Puncta 17.01.23
Selasa Biasa II
Markus 2: 23-28
DALAM kehidupan, kita akan sering menghadapi persoalan yang dilematis. Kita dihadapkan pada sebuah pilihan dari dua hal yang saling bertentangan.
Misalnya, pada hari Minggu saya harus ke gereja untuk sembahyang, di waktu yang sama ada tetangga sakit yang harus segera dibawa ke rumah sakit.
Manakah yang harus saya lakukan? Tetap pergi ke gereja dan membiarkan tetangga kesakitan atau menolong tetangga tapi mengorbankan sembahyang pada hari Minggu?
Banyak sekali dilema-dilema yang mesti kita hadapi. Dari yang mudah sampai yang sangat rumit menyangkut hidup dan mati seseorang.

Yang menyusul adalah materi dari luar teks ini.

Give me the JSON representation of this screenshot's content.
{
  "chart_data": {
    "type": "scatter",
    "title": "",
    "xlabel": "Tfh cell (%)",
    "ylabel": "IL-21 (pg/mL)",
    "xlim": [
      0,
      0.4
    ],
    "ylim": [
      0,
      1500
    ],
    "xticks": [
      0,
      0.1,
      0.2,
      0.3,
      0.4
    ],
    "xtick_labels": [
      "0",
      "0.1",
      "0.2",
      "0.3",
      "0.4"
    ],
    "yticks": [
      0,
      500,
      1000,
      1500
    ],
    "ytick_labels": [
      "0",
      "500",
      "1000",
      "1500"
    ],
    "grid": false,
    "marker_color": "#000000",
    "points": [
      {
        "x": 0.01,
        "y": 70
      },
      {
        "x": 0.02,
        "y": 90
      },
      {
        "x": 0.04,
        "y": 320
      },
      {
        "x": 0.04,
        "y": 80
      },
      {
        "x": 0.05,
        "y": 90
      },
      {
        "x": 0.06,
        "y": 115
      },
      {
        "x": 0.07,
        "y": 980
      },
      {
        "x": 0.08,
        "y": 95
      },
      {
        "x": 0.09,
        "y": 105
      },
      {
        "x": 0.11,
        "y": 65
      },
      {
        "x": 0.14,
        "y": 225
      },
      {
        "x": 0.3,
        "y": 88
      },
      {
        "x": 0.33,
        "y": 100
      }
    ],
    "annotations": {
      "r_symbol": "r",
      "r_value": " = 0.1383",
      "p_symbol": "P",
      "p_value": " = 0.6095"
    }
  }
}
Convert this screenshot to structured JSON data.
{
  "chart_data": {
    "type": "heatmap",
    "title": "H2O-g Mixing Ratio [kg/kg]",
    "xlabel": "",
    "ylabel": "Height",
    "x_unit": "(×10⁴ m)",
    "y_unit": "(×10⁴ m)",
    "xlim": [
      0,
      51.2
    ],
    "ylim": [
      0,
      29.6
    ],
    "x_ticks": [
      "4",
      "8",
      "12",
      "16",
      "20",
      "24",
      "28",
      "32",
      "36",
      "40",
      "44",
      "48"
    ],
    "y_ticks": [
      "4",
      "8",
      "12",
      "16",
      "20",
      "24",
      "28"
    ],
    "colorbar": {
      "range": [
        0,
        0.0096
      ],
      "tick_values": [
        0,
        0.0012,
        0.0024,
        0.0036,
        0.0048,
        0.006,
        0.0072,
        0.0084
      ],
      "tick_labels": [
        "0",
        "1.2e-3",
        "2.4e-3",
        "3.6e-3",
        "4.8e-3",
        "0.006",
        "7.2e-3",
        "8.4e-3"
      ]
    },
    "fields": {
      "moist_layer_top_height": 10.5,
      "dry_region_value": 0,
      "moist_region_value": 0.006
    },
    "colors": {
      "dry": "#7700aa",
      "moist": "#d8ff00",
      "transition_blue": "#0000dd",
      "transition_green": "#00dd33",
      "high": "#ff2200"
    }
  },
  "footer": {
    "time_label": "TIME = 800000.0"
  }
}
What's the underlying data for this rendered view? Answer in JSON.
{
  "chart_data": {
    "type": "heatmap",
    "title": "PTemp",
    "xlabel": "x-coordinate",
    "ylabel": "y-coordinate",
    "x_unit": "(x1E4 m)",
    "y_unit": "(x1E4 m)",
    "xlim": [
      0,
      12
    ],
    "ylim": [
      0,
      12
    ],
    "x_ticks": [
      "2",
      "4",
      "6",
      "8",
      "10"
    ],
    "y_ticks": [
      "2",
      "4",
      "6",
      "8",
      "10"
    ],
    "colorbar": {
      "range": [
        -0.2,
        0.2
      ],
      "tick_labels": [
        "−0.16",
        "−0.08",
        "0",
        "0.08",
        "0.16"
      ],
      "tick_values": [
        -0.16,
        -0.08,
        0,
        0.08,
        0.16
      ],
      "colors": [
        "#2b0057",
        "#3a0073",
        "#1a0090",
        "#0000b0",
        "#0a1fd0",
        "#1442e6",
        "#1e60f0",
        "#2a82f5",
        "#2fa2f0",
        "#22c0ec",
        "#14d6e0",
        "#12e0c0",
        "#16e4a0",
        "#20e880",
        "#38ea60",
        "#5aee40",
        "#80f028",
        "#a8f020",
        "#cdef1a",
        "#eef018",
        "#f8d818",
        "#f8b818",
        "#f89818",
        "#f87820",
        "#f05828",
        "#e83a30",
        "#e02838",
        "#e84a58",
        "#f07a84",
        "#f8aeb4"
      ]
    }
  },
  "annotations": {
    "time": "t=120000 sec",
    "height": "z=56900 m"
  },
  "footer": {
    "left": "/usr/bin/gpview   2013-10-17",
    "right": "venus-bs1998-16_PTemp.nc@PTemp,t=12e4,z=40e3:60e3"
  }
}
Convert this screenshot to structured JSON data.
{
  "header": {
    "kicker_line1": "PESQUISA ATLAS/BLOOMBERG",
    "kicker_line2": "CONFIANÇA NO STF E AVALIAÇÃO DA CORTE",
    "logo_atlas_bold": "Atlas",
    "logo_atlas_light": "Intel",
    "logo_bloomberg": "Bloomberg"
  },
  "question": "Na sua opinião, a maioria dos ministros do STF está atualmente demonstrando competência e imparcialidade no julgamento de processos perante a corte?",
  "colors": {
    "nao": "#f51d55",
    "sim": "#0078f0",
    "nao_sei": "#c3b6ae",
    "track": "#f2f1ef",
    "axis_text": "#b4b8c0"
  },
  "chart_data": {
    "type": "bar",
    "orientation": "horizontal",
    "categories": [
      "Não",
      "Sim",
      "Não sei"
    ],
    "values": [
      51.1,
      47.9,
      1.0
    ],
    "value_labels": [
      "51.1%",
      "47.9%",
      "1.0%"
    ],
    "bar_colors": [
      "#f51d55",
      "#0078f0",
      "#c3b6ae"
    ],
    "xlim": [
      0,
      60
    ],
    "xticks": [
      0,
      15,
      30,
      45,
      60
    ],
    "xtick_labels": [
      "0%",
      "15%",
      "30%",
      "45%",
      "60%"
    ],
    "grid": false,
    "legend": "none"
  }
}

Dalam kisah lahirnya Wisanggeni, Batara Brahma menghadapi dilema yang sulit. Brahma punya anak namanya Dewi Dresanala yang sudah diperistri Arjuna.
Namun Batara Guru, Ayah Brahma memerintahkan agar Dresanala diceraikan dari Arjuna dan diserahkan kepada Dewasrani, Anak Batara Guru dengan Batari Durga.
Menolak perintah artinya melawan orangtua yang dihormati dan pasti akan dihukum namun jika mentaati perintah dia harus memisahkan cinta Arjuna dan Dresanala yang sudah mengandung bayinya.
Brahma lebih takut pada perintah Batara Guru, maka dia memisahkan anaknya itu dengan Arjuna.
Gonjang-ganjinglah seluruh Kahyangan. Rusak segala aturan moral dan perikedewataan.
Wisanggeni lahir dan mengobrak-abrik seluruh Kahyangan karena para dewa justru melanggar aturannya sendiri.
Dalam perikope ini Yesus dihadapkan pada sebuah kasus ketika murid-murid-Nya memetik bulir-bulir gandum pada hari Sabat.
Orang Farisi protes, “Lihat. Mengapa mereka melakukan sesuatu yang tidak diperbolehkan pada hari Sabat?”
Yesus menjawab dengan memberi contoh tentang tindakan Daud yang melanggar aturan di Bait Allah. Daud dan pengikutnya melanggar hukum karena makan roti sajian yang hanya boleh dimakan oleh para imam (1 Sam 21:1-6). Tetapi Daud tidak dianggap bersalah.
Tuhan Yesus mengambil contoh ini untuk menunjukkan bahwa kadang kewajiban moral bertabrakan dengan aneka aturan seremonial.
Maka yang harus dikalahkan adalah aturan-aturan seremonial seperti hari Sabat. Menyelamatkan nyawa manusia harus lebih diutamakan.
Kepada kaum Farisi, Yesus memperkenalkan siapa Diri-Nya. Dia adalah Anak Manusia. Anak Manusia adalah gelar Raja Dunia yang berkuasa atas surga dan bumi.
Dengan memakai sebutan Anak Manusia itu, Yesus menyatakan Dialah Raja yang menguasai segala waktu, termasuk hari Sabat.
Karena kaum Farisi tidak bisa memahami diskusi ini, mereka tetap tidak menangkap apa maksud “Anak Manusia adalah Tuhan, juga atas hari Sabat.”
Mereka hanya membaca aturan secara letterlijk dan kaku. Sekecil apa pun aturan dilanggar, mereka mudah sekali menghakimi dan menyalahkan.
Yesus mengingatkan kepada mereka, “Hari Sabat diadakan untuk manusia dan bukan manusia untuk hari Sabat.”
Aturan dibuat untuk memanusiakan manusia, jangan sampai manusia diperbudak oleh aturan.
Bagaimana sikap kita?
Pergi ke Ganjuran pada malam Jum’at,
Bersemadi dibawah candi yang keramat.
Lebih menjunjung manusia bermartabat,
Daripada kaku pada aturan yang mengikat.